Jigs are the most effective river walleye lure, probably because they are worked close to the bottom and represent minnows or crayfish. Small and shallow rivers generally require ⅛- to ⅝-ounce jigs; in fast water, you should increase weight. Fish jigs with the current; there is no need to actually jig them, and a slow rolling action is best. In spring and fall, use white, yellow, chartreuse, and silver colors; in summer use brown, black, green, or orange-and-brown.
Live bait is also very effective. A live bait rig having a ¼- to 1-ounce weight, rigged with 20 inches of dropback leader and a No. 2 short-shanked hook, is used. Minnows, nightcrawlers, leeches, salamanders, waterdogs, and crayfish are used for bait, plus assorted minnows. Sinker style can be split shot, egg, or another bottom-bouncing type.

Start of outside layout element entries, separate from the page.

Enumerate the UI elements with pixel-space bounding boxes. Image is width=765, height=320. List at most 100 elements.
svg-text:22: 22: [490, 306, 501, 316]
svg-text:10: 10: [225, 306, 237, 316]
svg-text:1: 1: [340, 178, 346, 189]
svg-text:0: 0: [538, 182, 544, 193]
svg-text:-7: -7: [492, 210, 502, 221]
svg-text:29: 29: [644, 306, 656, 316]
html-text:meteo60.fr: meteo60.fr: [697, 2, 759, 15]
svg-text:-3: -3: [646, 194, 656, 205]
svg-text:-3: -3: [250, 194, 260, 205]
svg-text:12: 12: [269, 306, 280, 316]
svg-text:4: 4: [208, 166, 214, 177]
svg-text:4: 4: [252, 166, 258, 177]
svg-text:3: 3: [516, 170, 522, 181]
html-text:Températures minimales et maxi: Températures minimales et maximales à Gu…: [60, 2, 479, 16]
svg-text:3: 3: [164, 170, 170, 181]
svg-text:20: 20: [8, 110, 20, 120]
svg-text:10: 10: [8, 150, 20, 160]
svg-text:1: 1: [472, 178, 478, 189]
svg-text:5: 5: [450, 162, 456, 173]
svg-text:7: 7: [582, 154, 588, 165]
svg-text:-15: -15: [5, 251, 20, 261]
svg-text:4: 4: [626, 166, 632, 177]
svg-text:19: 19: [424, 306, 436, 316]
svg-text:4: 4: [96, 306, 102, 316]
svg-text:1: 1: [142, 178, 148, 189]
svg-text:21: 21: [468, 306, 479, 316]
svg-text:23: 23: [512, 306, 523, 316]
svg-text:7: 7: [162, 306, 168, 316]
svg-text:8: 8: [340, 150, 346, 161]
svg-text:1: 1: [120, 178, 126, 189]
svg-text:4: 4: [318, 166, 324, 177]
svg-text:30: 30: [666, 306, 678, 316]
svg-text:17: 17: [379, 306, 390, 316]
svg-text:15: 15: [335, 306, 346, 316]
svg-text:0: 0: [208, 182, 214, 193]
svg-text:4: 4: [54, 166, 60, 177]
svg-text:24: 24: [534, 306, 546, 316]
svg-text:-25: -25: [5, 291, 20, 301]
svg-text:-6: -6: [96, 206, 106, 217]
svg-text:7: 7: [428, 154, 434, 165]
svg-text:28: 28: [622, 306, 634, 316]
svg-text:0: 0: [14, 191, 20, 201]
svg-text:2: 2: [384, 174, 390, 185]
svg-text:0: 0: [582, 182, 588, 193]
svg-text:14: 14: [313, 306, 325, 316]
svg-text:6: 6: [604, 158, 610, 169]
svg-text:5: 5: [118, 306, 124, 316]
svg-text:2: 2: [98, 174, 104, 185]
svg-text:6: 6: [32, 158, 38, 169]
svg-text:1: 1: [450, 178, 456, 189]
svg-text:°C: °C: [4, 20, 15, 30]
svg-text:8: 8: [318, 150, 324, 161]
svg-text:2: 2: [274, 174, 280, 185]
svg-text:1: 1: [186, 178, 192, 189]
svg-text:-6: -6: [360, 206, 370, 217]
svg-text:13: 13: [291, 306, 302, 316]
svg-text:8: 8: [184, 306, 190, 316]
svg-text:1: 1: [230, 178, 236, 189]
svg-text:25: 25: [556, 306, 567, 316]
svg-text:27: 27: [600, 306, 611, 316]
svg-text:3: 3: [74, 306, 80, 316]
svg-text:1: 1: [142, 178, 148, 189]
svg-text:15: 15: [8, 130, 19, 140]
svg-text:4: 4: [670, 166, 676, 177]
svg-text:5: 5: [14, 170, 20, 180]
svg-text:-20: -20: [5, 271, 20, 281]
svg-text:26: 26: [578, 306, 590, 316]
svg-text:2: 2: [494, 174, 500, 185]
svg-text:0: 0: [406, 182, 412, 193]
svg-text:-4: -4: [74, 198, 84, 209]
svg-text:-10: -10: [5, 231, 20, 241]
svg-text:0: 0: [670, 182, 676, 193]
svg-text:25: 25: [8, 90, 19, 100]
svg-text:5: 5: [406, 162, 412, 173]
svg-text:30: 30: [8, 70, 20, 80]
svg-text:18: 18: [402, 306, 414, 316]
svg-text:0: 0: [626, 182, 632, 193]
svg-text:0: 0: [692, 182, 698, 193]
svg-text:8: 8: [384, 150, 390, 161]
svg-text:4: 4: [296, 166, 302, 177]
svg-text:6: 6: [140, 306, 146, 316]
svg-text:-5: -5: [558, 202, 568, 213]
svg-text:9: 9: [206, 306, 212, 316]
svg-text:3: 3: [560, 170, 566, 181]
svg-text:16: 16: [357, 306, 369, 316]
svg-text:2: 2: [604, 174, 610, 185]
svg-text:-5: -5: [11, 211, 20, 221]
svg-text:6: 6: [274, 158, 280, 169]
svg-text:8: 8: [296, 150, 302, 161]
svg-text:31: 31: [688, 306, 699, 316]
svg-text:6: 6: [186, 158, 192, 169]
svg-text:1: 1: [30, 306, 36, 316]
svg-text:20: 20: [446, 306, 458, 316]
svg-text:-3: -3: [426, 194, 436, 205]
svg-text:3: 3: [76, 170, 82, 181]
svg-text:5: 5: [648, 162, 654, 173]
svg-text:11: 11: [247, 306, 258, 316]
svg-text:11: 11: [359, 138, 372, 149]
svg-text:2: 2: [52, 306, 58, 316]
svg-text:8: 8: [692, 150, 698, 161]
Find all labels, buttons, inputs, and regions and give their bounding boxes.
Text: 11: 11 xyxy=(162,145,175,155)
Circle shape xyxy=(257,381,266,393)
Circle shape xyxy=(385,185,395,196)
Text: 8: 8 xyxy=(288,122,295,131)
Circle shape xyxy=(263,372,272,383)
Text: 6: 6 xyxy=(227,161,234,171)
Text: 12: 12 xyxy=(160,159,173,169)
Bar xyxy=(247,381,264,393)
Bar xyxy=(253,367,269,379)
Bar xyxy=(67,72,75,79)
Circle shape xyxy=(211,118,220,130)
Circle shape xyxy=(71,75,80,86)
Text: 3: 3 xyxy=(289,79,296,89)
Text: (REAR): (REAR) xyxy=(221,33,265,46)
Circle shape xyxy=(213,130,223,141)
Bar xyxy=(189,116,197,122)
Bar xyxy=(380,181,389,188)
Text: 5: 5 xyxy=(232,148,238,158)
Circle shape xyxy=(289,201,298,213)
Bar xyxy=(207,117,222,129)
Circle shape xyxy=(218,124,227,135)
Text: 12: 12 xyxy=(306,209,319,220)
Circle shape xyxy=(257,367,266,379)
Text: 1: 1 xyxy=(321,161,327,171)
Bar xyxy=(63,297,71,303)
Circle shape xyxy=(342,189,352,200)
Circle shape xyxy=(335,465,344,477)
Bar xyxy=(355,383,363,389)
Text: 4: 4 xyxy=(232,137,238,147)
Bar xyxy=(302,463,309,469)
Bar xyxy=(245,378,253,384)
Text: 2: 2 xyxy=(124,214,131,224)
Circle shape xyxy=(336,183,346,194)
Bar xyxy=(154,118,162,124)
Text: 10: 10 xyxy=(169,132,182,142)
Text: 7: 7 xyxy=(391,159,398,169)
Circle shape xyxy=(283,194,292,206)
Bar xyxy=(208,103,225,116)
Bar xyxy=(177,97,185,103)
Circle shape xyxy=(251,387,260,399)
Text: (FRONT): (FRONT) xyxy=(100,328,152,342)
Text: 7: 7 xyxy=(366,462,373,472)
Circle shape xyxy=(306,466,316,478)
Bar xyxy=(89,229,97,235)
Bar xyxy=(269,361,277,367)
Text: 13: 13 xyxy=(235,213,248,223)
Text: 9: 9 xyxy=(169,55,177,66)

Medium Tackle Covers Most Fishing Needs
Tackle needs for walleyes in lakes and rivers are not very complicated. Spinning rods from 5½ to 7 feet long in medium action and reels filled with an 8 to 12-pound line are standard. Baitcasting tackle can be used as well, generally with slightly heavier strength line. In clear waters, fluorocarbon lines and leaders are desirable, and microfilament lines are a good mainline choice. For trolling, especially when planer boards are used, longer rods and stouter gear may be necessary. Flycasting tackle is seldom appropriate, although it is possible to use when the fish are shallow and concentrated. Hardly any fly fishing is done by walleye devotees.